On the other hand, it determines what stage we should take back in strategy. We will need to see if we can go back to a more comprehensive strategy if we find that the frequency of IRAs exceeds a certain level. It’s not that we stop counting all the cases, but de facto we were not already doing it on the last wave. We knew we did not have everything, but we did not know what we lacked.

Does the new strategy protect the vulnerable?

It is difficult when there is a quality of transmission to ensure the protection of the vulnerable. Here it is very important that people limit contacts. This is a possible risk, but as we know it, I think it can be controlled if we are responsible.

How much is left of the mask in the building?

Now, and especially when launching a new strategy, with the risks we have just discussed, this is not the time. It is possible in the not too distant future, but you have to place yourself in every moment and every circumstance. If you start several things at once, you will not understand whether it has an effect because you do not force yourself to isolate yourself or because you want to remove the mask. Distance will allow us to estimate.

How long do we have to wait for the binding insulation finish effect?

Timing is the worst thing that has ever happened to us because you set expectations. The experience is that it usually takes three weeks to see the effect of the event. This comes at a time when Easter is coming and I do not think the best idea is to eliminate the use of masks during increased mobility and socialization. Removing them before the holidays is not good, we will still have to wait until the end of Easter.

What do you attribute to the fact that the government is delaying the decision to remove them? It was announced a few weeks ago that this would be very soon; Now both the president and the health minister are more cautious.

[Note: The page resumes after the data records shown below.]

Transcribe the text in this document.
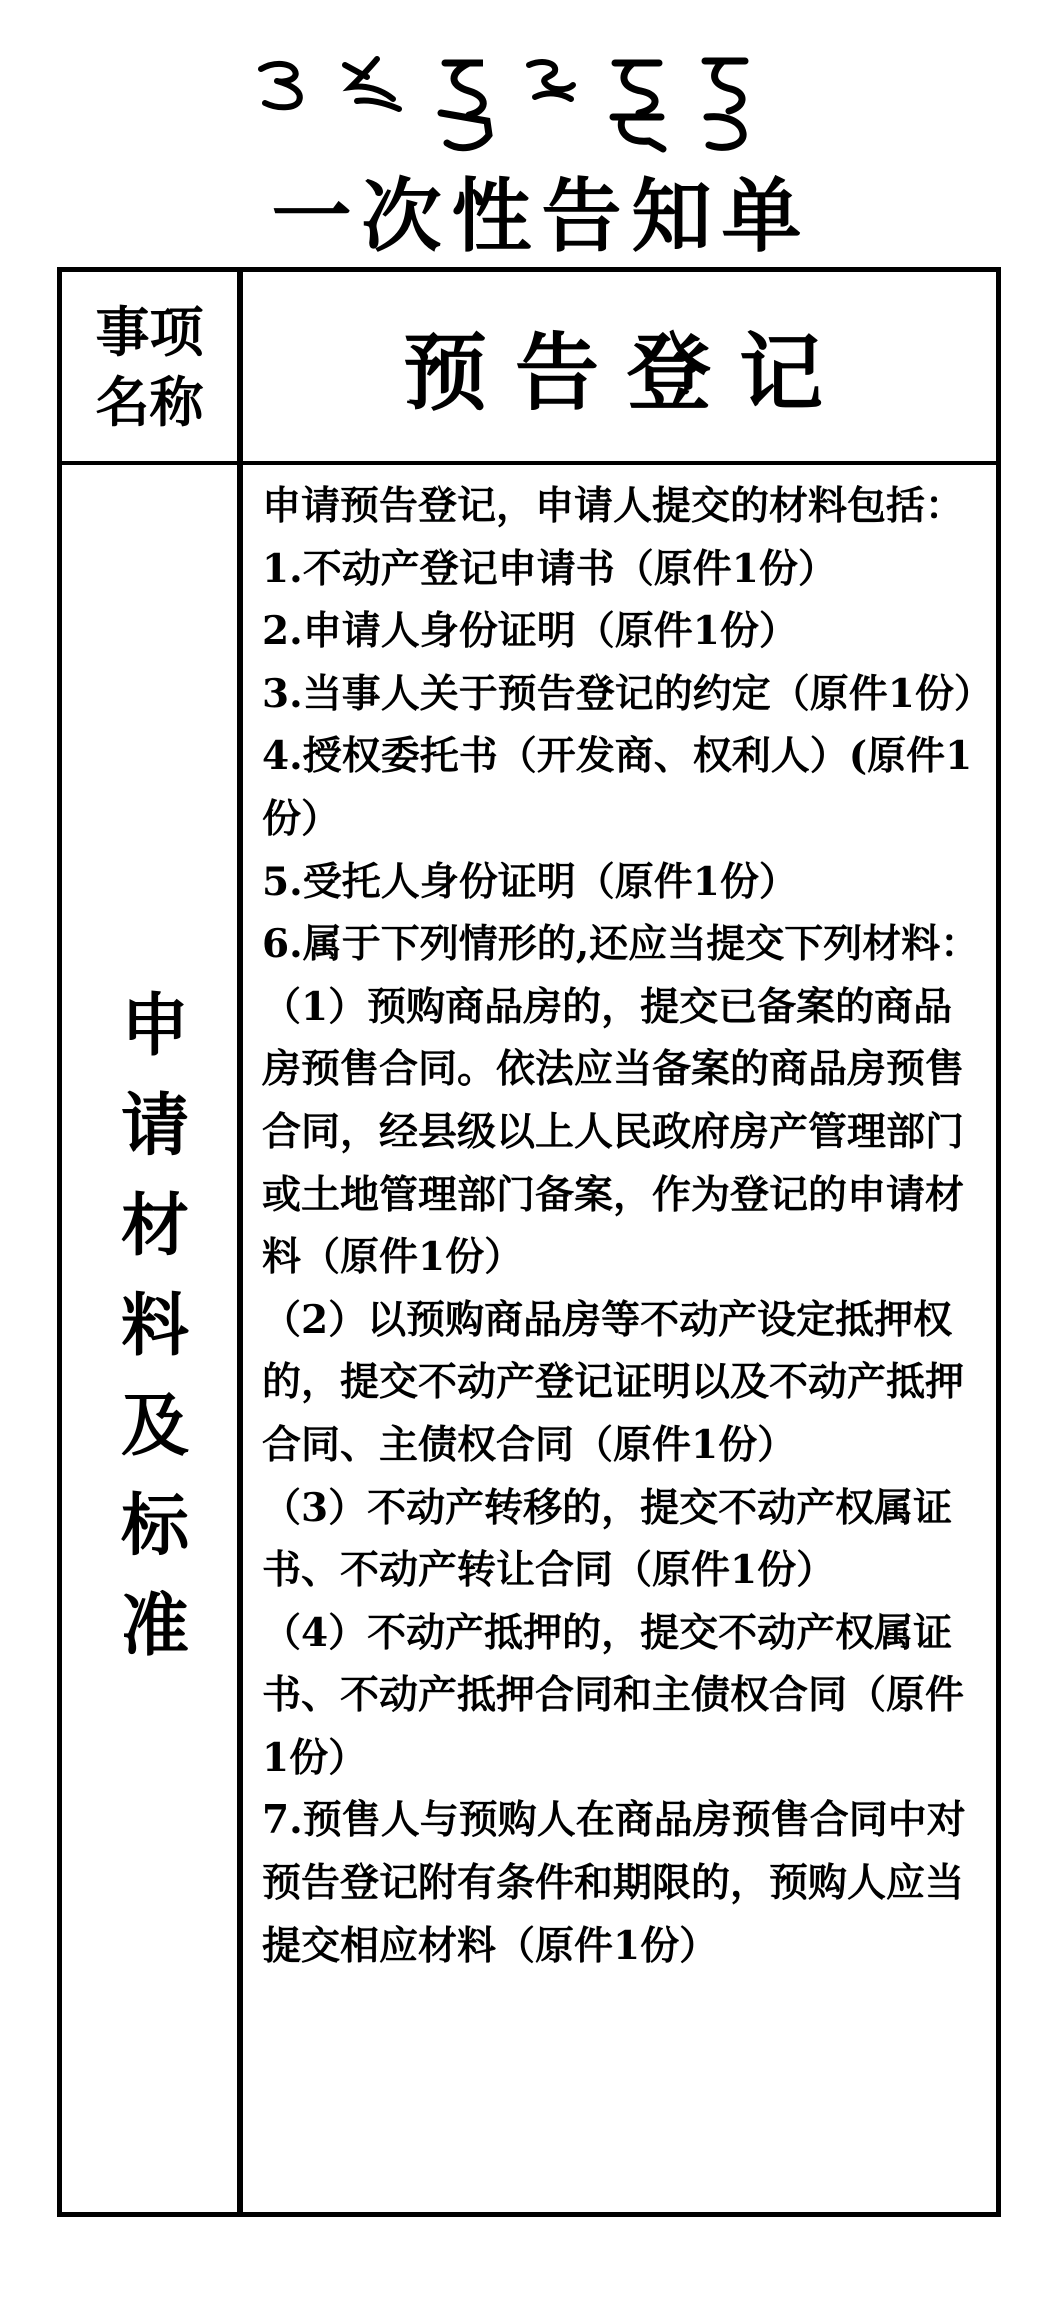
一次性告知单
事项
名称	预告登记
申请材料及标准

申请预告登记，申请人提交的材料包括：

1.不动产登记申请书（原件1份）

2.申请人身份证明（原件1份）

3.当事人关于预告登记的约定（原件1份）

4.授权委托书（开发商、权利人）(原件1份）

5.受托人身份证明（原件1份）

6.属于下列情形的,还应当提交下列材料：

（1）预购商品房的，提交已备案的商品房预售合同。依法应当备案的商品房预售合同，经县级以上人民政府房产管理部门或土地管理部门备案，作为登记的申请材料（原件1份）

（2）以预购商品房等不动产设定抵押权的，提交不动产登记证明以及不动产抵押合同、主债权合同（原件1份）

（3）不动产转移的，提交不动产权属证书、不动产转让合同（原件1份）

（4）不动产抵押的，提交不动产权属证书、不动产抵押合同和主债权合同（原件1份）

7.预售人与预购人在商品房预售合同中对预告登记附有条件和期限的，预购人应当提交相应材料（原件1份）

I could not answer. I like to think they follow the recommendations of the technicians.

What can we expect from the transmission of the virus in the coming months? Circulation stopped at a fairly high level.

I do not know. We still have a lot of uncertainty about the behavior of the virus and all the associated factors around it. Logically, it is likely that it will behave like the other seasonal coronaviruses we have and cause colds. SARS-CoV-2 has so far lived virtually alone, and viruses behave differently if their ecological niche is just theirs or they share it. This winter was the first to spread other viruses. The flu started in the sentinel system just before Christmas, and it disappeared with Omicron.

Is this what awaits us from now on? Enough of the circulating virus, but are serious cases controlled by the effect of the vaccine?

We hope we have gravity to a minimum. I could not say the level of circulation of a mild disease. I would absorb the rest of the respiratory viruses.

The question of how much is left in the pandemic phase is superfluous?

I saw the light only once and the omicron came. Still left.

Years?

I do not think so.

Does the possibility of a fourth widespread dose decrease?

It should be used only when necessary if a decrease in protection is observed over time and this leads to serious forms. In this case, another dose can be evaluated to solve the problem, but, insist, only when necessary.

This week we had a report on the latest data from the Ministry of Health as we knew it before. What will the new data tell us?

We will have all hospitalized, over 60 years old and all confirmed positives collected. However, we can not count the lethality because we do not see how many people die in relation to the total number of cases. With complete population data, such as the elderly, it is possible to monitor most indicators. It has been observed that evolution has been very parallel and can give us an idea of ​​how it is going.